I can still see how it might have worked but I never turned it into a proposal, because I also thought it might be recipe for doom. ‘Promising melancholic young writer found dead by his own hand in VW Camper.’ That might have boosted sales a little, but it wasn’t enough. Yet that doesn’t mean I’ve stopped enjoying the seaside in winter.
And so at the weekend I went to Dovercourt: north east Essex coast, next to Harwich, and the casual flâneur might be hard pressed to say where one town ended and the other one started.
Dovercourt is where Hi Di Hi was filmed, in Warner’s Holiday Camp, renamed Maplins for the show.
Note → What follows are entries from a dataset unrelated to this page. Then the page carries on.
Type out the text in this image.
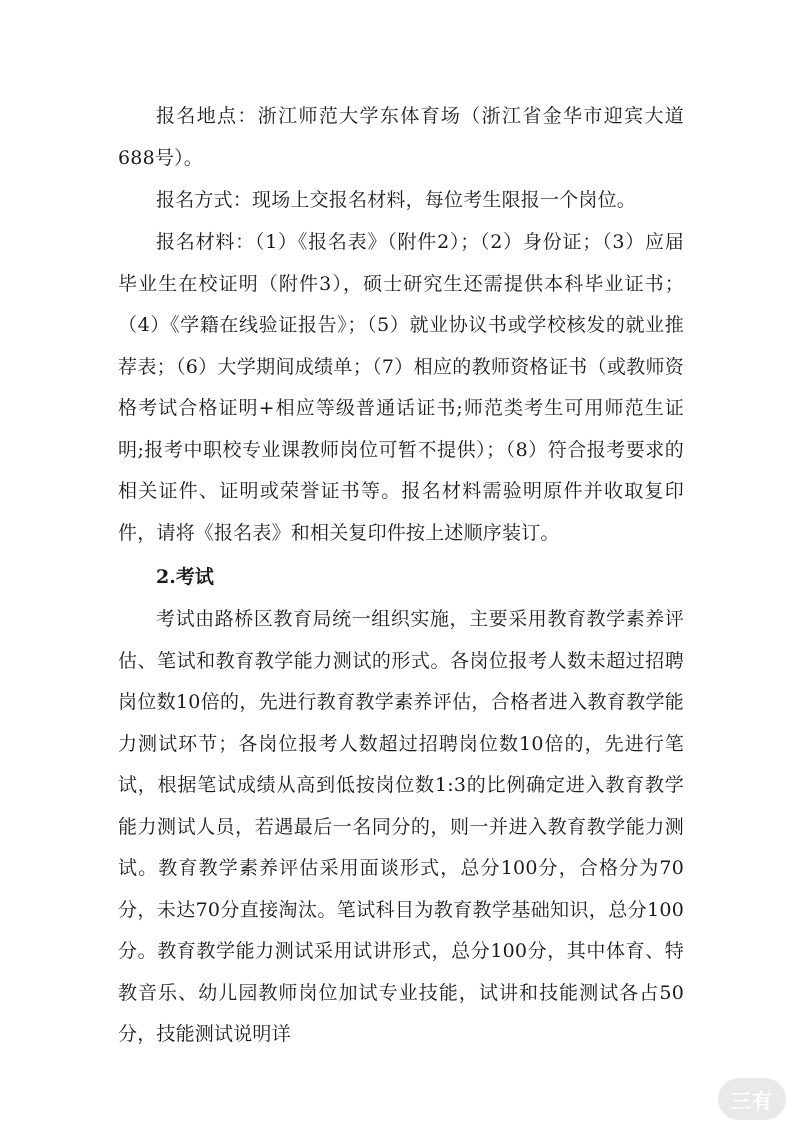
报名地点：浙江师范大学东体育场（浙江省金华市迎宾大道688号）。

报名方式：现场上交报名材料，每位考生限报一个岗位。

报名材料：（1）《报名表》（附件2）；（2）身份证；（3）应届毕业生在校证明（附件3），硕士研究生还需提供本科毕业证书；（4）《学籍在线验证报告》；（5）就业协议书或学校核发的就业推荐表；（6）大学期间成绩单；（7）相应的教师资格证书（或教师资格考试合格证明+相应等级普通话证书;师范类考生可用师范生证明;报考中职校专业课教师岗位可暂不提供）；（8）符合报考要求的相关证件、证明或荣誉证书等。报名材料需验明原件并收取复印件，请将《报名表》和相关复印件按上述顺序装订。

2.考试

考试由路桥区教育局统一组织实施，主要采用教育教学素养评估、笔试和教育教学能力测试的形式。各岗位报考人数未超过招聘岗位数10倍的，先进行教育教学素养评估，合格者进入教育教学能力测试环节；各岗位报考人数超过招聘岗位数10倍的，先进行笔试，根据笔试成绩从高到低按岗位数1:3的比例确定进入教育教学能力测试人员，若遇最后一名同分的，则一并进入教育教学能力测试。教育教学素养评估采用面谈形式，总分100分，合格分为70分，未达70分直接淘汰。笔试科目为教育教学基础知识，总分100分。教育教学能力测试采用试讲形式，总分100分，其中体育、特教音乐、幼儿园教师岗位加试专业技能，试讲和技能测试各占50分，技能测试说明详

三有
I wasn’t a regular viewer, but I don’t remember many scenes being shot outdoors, though evidently some were.
Dovercourt in late November had many of the things I thought would be components of my long lost book, even though I’m well aware that late November isn’t truly winter. There was the empty seaside shelter – with pro-Jesus and anti-Satan graffiti.
They’ve got two 19th century steampunk(ish) lighthouses (no longer in use):
There was crazy golf – I would have played if the kiosk had been open:
And you know I love signs, not least this one,
I think, and again I may be wrong, it’s warning you that you could be attacked by a blob of black ectoplasm rising from the beach and attacking you in the trouser region. In general I think life requires a few risks, but I’m all in favour of being warned against that particular danger.
As well as being proper seaside, with groins, lighthouses and (rather small) stretches of beach, Dovercourt also has some serious suburbia, which of course I’m deeply attracted to.
Note how the two bungalows above are apparently mirror images of each other, but they have a different kind of pvc front door and a different kind of lamp adjacent to it. That’ll make a house stand out from all the others, not that everybody in suburbia wants their house to stand out.